Macao, le grand casino chinois
"L'enfer du jeu" ? L'ancien comptoir portugais, à proximité de Canton, en Chine, confirme sa vieille réputation : Macao est depuis peu la capitale mondiale du jeu, dépassant Las Vegas en recettes comme en démesure. Nouvel Eldorado des opérateurs mondiaux de casinos, le territoire accueille les seules salles de jeu autorisées de toute la République populaire.
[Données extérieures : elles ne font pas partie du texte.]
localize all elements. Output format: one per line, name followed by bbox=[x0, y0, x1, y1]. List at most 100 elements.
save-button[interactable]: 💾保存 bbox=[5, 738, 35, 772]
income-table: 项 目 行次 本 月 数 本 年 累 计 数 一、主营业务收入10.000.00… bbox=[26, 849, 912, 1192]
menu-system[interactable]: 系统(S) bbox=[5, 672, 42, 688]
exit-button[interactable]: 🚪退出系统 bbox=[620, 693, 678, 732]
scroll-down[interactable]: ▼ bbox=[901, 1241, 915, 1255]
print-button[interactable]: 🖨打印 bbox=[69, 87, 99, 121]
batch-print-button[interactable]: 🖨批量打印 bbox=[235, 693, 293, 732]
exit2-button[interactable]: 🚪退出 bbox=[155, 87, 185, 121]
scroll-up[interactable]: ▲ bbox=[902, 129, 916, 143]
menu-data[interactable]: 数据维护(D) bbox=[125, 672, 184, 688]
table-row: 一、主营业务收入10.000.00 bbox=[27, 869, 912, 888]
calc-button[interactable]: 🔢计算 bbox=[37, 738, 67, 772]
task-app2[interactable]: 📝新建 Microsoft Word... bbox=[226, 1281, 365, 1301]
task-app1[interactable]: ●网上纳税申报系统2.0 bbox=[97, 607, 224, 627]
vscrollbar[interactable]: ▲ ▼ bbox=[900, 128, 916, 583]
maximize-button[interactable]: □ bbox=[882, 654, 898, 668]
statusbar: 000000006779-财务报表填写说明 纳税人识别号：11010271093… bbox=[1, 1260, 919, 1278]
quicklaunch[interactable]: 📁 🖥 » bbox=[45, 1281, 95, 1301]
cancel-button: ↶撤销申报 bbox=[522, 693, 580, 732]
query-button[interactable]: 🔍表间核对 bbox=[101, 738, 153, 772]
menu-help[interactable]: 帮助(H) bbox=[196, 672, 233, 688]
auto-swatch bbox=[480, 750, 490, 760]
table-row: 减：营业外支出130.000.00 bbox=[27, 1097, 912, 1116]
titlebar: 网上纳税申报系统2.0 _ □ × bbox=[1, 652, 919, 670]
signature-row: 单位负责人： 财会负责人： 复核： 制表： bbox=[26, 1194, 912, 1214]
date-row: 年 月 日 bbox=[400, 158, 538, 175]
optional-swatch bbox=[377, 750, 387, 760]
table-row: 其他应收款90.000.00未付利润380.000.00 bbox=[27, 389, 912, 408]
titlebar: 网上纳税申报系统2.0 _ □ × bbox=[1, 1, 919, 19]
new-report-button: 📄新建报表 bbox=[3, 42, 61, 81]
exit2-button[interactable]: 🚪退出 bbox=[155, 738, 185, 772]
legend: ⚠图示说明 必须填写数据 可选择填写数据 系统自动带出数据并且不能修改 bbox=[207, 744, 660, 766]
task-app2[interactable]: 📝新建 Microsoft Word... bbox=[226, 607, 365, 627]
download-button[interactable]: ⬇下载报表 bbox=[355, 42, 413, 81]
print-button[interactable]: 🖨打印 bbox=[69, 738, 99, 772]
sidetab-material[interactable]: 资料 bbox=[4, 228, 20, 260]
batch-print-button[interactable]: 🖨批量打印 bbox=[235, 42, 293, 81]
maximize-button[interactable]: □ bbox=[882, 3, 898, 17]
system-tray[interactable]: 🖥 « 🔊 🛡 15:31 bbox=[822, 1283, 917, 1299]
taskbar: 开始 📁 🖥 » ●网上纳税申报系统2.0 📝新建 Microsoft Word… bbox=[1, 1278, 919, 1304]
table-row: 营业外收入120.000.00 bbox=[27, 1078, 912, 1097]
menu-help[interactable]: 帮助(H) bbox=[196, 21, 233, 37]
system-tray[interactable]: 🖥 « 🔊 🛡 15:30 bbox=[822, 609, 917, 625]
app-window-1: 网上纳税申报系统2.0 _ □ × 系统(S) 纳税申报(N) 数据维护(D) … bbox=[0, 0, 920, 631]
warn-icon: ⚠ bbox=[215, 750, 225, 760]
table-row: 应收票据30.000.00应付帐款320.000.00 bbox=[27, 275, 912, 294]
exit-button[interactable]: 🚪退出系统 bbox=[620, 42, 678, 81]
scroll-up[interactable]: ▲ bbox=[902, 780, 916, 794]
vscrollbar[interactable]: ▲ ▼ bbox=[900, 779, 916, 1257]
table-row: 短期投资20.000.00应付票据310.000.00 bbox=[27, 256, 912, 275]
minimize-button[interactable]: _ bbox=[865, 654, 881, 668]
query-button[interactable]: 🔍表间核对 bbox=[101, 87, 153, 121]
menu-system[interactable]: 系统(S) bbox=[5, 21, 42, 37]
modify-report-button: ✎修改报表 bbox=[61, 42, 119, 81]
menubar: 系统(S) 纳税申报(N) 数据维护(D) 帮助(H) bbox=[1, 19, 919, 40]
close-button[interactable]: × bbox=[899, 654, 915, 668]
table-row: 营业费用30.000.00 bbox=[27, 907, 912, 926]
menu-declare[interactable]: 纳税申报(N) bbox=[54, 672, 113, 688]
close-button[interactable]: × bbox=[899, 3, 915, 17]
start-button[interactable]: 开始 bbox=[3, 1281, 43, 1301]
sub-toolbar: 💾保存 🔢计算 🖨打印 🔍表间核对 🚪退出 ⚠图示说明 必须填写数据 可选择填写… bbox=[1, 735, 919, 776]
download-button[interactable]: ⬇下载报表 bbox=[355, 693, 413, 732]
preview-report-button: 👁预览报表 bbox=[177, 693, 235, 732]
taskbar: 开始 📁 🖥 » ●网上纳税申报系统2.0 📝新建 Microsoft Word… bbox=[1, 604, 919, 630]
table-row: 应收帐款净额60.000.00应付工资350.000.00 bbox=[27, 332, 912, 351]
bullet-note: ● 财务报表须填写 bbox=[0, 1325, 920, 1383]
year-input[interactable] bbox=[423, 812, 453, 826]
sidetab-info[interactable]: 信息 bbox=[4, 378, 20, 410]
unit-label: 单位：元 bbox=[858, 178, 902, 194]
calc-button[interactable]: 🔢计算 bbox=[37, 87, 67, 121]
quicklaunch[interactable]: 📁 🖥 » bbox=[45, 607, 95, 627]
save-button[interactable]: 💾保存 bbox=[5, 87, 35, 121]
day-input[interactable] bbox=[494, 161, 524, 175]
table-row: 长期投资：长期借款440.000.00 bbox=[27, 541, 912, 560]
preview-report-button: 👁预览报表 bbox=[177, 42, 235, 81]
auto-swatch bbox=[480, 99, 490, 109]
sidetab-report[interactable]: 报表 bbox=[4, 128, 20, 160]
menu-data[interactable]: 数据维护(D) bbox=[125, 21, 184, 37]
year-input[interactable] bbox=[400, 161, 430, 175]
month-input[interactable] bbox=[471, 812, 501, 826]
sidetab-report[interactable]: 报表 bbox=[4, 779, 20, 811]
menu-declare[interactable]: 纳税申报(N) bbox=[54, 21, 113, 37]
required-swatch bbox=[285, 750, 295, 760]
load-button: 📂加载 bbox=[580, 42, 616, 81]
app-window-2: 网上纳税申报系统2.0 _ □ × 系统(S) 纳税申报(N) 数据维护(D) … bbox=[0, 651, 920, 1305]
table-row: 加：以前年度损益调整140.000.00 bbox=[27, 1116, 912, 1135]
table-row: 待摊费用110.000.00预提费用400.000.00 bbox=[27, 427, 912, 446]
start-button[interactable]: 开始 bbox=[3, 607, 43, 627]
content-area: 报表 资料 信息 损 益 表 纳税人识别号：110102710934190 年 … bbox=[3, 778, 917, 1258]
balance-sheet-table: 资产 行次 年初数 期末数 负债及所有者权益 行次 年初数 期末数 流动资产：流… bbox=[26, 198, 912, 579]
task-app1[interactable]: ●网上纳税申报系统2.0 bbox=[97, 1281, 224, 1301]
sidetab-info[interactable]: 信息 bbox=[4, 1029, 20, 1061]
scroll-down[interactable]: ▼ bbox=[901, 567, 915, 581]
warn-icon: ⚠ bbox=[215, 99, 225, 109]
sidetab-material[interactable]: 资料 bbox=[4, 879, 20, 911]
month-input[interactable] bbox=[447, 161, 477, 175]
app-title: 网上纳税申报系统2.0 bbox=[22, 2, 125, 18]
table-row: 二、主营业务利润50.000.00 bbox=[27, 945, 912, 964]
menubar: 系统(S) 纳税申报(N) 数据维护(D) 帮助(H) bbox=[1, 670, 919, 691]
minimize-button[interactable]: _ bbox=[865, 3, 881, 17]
Il ne faut pas chercher les plus grosses mises dans les salles de jeu de Macao, l'ancienne colonie portugaise devenue comme Hongkong une région d'administration spéciale en 1999. Mais bien dans la partie de bras de fer que se livrent les opérateurs des casinos, à la suite de l'arrivée en force des groupes étrangers. Et jusqu'à présent, ils gagnent : Macao, l'unique parcelle de terre chinoise où casinos et autres salles de jeu peuvent opérer légalement, est devenue la capitale mondiale du jeu. Avec 10 milliards de dollars en 2007, les recettes des casinos, en augmentation de 46 % par rapport à l'année précédente, dépassent celles de Las Vegas pour la deuxième année consécutive. Mais cette avalanche d'argent des Etats-Unis, de Hongkong, d'Australie, avec dans son sillage les aventuriers du business, ce surgissement de constructions et cette déferlante de touristes, principalement Chinois (27 millions en 2007, en augmentation de 22 % en un an) dans un minuscule territoire (28 kilomètres carrés) de 513 000 habitants, est en train de déstabiliser la société : congestion, pollution, inflation et petite criminalité.
UN CHÂTEAU ÉTINCELANT D'OR
Macao est aujourd'hui une ville en ébullition. On n'a pas fini de compter le nombre de casinos et d'hôtels que, déjà, un nouveau est apparu. Le dernier en date, ouvert en février, est Ponte 16 sur le port intérieur, au cœur du vieux Macao. Fin décembre, un autre hôtel-casino est apparu : MGM Grand Macau, orné à sa porte de deux lions dorés de dix mètres de haut pesant près de soixante tonnes. Mais le gros coup qui a bouleversé la donne a été l'ouverture, en août 2007, du pharaonique Venetian par le groupe américain Las Vegas Sands : le plus grand complexe de jeu du monde (coût : 1,75 milliard d'euros) et le plus gigantesque bâtiment de la planète –après l'usine de Boeing aux Etats-Unis où sont assemblés les 747… Macao compte 28 casinos gérés par les trois détenteurs de concessions (et trois sous-contractants). En cinq ans, le nombre des tables de jeu a été mul tiplié par dix et on dénombre plus de 15 000 machines à sous. Dans deux ans, ces chiffres auront doublé, avance le magazine Macau Business.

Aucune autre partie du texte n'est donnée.